- Name also: Alpine Dock, Garden Patience, Herb Patience
- Family: Dock Family – Polygonaceae
- Growing form: Perennial herb, rhizome creeping.
- Height: 60–200 cm (25–80 in.). Stem grooved, unbranched until inflorescence.
- Flower: Regular (actinomorphic), approx. 2–3 mm (0.08–0.12 in.) across, bisexual, wind-pollinated. Perianth-segments in two whorls of three. Segments of outer whorl small, recurved. Inner whorl forms fruit valves, which are roundly kidney-shaped, wider than long, with cordate base, margins entire or with slightly rounded teeth (crenate), and usually without tubercles. Sometimes one segment has an elongated pimple along the midrib. Stamens 6. Pistil of 3 fused carpels, styles 3. Joint on flower-stalk near base. Flowers whorled. Inflorescence an abundantly branched, dense and long compound raceme.
- Leaves: Rosette leaves long-stalked, hairy underside along veins. Leaf blade max. four times as long as broad, elongated ovate–elliptic, base quite blunt–tapering, edge crinkled. Stalk about same length as blade. Stem leaves alternate. Ochrea membraneous with ragged edges.
- Fruit: Perianth segment 4–5 mm (1.6–2 in.) wide, 3-lobed, without tubercles. Lobes with cordate base and almost entire margins. Fruit-stalk thickening at end, 2–3 times longer than calyx. Fruit a brown achene.
- Habitat: Arable land, roadsides, shores, gardens and rubbish tips.

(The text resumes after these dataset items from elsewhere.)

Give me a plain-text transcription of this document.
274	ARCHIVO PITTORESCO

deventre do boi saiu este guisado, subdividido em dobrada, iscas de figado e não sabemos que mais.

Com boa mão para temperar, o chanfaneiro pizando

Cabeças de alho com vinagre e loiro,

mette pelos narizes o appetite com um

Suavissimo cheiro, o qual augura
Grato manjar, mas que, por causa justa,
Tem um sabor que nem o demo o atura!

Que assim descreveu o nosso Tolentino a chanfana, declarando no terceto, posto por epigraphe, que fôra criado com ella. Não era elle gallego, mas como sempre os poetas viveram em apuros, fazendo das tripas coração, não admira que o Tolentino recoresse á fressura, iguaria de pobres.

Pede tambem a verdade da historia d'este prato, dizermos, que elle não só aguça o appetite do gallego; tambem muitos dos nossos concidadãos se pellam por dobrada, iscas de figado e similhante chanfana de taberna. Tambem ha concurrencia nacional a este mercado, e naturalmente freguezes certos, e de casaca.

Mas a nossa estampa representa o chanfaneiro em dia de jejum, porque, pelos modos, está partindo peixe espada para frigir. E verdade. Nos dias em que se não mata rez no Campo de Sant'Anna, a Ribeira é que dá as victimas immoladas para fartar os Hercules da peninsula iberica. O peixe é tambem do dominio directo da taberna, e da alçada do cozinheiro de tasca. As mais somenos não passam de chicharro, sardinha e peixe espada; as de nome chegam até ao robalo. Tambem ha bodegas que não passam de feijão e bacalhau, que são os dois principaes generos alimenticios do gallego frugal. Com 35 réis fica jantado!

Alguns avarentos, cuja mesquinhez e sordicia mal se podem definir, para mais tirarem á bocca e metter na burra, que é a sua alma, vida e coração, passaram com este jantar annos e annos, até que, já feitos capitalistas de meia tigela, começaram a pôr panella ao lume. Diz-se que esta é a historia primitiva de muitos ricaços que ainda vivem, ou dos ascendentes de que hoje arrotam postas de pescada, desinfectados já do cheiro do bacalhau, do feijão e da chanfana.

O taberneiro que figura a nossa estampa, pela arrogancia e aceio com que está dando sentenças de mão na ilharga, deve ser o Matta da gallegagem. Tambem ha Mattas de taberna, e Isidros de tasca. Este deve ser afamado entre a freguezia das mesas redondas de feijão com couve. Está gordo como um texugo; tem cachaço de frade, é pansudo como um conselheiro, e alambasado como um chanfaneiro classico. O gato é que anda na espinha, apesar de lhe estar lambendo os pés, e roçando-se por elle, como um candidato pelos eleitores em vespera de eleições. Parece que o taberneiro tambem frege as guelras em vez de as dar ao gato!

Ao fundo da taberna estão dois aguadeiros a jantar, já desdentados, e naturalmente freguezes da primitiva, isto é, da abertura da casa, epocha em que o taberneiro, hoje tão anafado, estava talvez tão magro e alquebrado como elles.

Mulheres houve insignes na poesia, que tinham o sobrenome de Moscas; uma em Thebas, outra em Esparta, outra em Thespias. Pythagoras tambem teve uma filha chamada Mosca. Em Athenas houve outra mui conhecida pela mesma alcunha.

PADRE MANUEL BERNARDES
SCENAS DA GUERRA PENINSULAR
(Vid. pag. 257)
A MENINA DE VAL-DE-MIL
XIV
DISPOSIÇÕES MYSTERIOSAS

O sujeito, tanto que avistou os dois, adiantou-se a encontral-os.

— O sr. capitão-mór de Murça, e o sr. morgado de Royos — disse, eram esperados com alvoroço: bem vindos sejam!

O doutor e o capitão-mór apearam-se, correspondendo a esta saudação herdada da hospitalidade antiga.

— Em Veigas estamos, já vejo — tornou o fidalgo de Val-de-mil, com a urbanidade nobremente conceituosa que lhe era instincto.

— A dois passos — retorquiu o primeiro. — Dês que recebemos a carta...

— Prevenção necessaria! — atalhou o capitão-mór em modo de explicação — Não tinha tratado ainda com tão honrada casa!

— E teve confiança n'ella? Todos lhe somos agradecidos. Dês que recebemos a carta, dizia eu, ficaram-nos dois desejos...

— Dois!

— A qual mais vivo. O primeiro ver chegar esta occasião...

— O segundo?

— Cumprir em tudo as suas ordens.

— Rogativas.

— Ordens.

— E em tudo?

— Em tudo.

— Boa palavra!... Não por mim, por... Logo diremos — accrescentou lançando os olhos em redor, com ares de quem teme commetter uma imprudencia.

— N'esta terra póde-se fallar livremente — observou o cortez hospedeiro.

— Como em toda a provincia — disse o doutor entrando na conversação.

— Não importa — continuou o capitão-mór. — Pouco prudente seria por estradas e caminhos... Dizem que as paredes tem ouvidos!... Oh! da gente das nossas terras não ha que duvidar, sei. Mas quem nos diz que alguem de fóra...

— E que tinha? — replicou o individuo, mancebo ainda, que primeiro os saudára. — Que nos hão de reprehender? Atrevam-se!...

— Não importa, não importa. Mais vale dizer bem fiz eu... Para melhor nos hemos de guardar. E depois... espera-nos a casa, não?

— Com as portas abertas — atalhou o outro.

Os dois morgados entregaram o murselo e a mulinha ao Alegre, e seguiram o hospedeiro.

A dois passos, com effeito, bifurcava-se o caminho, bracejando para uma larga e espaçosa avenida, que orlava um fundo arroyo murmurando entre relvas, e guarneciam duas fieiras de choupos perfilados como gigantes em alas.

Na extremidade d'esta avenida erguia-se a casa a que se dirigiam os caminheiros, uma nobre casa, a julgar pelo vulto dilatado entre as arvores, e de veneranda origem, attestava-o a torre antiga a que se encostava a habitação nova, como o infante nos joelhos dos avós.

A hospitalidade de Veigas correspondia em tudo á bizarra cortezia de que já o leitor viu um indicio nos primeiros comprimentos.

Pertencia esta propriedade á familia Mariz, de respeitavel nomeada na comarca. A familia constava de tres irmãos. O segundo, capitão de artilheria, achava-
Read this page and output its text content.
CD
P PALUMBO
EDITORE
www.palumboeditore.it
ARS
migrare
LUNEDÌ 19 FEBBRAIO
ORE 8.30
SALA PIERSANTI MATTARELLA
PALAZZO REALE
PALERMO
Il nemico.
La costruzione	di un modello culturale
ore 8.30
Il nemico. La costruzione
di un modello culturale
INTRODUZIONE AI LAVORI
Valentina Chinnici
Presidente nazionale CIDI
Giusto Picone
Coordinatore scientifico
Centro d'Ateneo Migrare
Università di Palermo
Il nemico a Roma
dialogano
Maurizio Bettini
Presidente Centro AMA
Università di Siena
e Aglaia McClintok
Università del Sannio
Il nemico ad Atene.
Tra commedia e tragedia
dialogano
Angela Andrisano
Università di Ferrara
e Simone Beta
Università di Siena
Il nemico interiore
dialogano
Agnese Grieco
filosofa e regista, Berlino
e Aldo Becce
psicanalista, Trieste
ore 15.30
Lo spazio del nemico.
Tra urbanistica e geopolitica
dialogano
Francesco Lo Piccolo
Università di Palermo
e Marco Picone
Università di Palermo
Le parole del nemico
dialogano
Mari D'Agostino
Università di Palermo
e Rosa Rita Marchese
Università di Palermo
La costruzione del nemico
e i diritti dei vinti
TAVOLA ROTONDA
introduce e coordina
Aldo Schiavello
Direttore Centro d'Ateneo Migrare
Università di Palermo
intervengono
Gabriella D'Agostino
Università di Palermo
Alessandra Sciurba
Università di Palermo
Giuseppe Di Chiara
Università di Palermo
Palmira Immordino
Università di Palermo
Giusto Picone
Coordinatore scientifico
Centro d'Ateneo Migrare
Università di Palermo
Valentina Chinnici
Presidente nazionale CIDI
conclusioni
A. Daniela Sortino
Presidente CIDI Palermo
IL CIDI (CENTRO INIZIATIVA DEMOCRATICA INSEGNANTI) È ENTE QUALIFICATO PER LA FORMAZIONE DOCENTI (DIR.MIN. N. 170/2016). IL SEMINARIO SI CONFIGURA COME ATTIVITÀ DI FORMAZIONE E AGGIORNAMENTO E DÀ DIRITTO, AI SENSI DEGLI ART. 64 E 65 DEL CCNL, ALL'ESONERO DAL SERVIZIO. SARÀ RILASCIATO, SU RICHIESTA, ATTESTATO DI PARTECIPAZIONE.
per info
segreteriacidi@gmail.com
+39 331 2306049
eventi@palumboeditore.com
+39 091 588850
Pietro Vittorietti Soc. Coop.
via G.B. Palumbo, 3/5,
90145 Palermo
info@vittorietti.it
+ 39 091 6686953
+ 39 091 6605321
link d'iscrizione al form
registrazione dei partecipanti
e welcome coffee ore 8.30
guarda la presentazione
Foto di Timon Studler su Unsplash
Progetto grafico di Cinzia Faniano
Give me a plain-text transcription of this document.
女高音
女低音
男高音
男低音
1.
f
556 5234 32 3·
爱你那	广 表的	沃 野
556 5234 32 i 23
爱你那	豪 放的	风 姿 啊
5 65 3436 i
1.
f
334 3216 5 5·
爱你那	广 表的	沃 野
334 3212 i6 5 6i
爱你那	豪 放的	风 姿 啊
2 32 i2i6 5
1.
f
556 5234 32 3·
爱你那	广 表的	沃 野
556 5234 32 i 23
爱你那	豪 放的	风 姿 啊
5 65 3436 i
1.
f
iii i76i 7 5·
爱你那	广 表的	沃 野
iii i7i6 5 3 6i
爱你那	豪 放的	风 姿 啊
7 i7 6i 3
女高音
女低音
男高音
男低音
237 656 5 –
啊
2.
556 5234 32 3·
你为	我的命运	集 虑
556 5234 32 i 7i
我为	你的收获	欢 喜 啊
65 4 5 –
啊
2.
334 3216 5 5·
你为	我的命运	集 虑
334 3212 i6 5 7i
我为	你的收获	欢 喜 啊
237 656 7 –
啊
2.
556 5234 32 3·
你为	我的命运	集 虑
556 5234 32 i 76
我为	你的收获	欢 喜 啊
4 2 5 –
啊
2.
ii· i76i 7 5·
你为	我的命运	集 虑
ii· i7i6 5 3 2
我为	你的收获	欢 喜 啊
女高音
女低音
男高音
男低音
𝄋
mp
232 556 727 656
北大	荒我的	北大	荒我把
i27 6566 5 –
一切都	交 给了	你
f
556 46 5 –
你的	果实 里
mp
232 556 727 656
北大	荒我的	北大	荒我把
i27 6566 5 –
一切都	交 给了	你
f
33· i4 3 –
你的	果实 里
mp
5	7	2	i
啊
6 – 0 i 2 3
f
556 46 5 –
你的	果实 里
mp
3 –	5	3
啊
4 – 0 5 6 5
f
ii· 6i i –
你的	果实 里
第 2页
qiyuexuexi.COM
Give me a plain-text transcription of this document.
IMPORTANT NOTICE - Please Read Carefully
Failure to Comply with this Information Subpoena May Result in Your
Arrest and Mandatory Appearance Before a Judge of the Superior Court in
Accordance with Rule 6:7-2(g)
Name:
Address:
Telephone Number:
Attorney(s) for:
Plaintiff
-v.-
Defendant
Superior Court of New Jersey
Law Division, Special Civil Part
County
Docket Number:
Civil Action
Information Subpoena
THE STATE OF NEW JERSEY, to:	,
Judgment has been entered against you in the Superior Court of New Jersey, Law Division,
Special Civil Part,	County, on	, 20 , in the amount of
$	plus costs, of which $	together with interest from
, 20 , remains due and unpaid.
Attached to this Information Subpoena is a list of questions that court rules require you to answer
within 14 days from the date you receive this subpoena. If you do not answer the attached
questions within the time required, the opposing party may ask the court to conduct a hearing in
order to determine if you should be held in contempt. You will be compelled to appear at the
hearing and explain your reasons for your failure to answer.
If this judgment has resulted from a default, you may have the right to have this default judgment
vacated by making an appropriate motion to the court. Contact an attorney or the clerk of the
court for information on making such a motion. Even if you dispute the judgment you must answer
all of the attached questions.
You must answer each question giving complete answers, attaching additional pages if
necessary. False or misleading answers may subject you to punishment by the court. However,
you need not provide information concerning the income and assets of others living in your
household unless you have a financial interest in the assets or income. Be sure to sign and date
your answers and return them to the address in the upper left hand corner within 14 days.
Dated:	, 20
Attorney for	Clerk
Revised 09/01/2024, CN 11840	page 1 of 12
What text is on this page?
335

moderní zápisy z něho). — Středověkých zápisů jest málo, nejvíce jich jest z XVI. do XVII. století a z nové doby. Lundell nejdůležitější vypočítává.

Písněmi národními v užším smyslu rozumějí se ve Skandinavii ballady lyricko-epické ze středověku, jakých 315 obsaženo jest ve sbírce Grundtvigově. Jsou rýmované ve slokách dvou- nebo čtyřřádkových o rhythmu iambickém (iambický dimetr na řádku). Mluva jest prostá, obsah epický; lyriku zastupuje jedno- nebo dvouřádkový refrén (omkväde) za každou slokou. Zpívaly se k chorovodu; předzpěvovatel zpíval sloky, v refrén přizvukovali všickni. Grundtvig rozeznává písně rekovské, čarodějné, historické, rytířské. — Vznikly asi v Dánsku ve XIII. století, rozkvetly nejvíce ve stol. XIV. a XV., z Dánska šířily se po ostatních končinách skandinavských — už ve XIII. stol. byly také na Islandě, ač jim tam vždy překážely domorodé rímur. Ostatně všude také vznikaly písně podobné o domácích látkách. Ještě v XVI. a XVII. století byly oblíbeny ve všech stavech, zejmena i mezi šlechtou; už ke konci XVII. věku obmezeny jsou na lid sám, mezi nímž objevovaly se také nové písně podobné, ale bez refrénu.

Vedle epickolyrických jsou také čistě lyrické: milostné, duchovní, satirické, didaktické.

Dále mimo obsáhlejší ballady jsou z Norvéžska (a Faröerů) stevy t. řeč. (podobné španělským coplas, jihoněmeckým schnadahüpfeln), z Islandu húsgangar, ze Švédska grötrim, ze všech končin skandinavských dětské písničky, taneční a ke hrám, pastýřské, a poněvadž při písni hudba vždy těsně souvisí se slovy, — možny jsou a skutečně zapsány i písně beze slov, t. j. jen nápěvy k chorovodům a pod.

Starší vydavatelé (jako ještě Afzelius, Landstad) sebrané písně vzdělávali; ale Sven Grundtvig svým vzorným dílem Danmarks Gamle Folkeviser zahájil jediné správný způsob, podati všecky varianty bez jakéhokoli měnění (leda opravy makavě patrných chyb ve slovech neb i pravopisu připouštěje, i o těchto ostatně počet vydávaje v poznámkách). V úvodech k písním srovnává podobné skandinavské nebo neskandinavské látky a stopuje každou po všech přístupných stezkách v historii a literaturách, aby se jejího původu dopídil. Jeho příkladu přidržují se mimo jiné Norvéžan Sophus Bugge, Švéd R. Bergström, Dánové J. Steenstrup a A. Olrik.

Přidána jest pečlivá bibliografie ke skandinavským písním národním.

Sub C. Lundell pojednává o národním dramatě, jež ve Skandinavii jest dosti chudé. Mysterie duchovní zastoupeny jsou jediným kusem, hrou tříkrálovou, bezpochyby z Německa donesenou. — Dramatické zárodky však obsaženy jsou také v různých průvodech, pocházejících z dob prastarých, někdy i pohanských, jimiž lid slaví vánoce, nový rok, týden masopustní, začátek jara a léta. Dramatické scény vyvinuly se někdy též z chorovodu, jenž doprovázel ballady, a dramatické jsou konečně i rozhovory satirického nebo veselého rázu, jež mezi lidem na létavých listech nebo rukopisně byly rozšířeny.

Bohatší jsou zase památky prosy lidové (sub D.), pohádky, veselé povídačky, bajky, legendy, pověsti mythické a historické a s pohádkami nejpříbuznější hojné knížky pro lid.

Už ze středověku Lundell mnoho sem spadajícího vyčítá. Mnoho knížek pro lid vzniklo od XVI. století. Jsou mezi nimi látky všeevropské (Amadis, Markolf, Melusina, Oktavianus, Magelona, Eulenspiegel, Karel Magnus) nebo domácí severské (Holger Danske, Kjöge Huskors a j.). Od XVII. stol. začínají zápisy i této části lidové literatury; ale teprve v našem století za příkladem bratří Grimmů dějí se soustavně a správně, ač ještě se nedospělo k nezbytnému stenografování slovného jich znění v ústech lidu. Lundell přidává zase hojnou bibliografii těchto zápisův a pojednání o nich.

- Flowering time: July-September.
Genus Rumex is a botanically difficult group because its species cross-breed easily. Ripe fruit is required to make a sure identification. Monk’s rhubarb is still very rare in Finland, and it is relatively wide-leaved compared to its relatives. Of the genus Rumex plants that grow in Finland, only Asiatic dock (R. confertus) and Scottish dock (R. aquaticus) have similarly broad basal leaves.
Genus Rumex species grow mainly in temperate zones in the northern hemisphere, where they number approx. 200 species. Monk’s rhubarb is quite common in central and southern Europe, but in Finland it is at the northernmost reach of its habitat. It is cultivated in gardens as a substitute for spinach, although not so much in Finland. Its leaves taste quite bitter in the middle of summer, and are at their best in spring and autumn. Leaves can also be dried for later use, and the root is dried as a dying agent. Apart from people, caterpillar grubs have also acquired a taste for plants in the genus.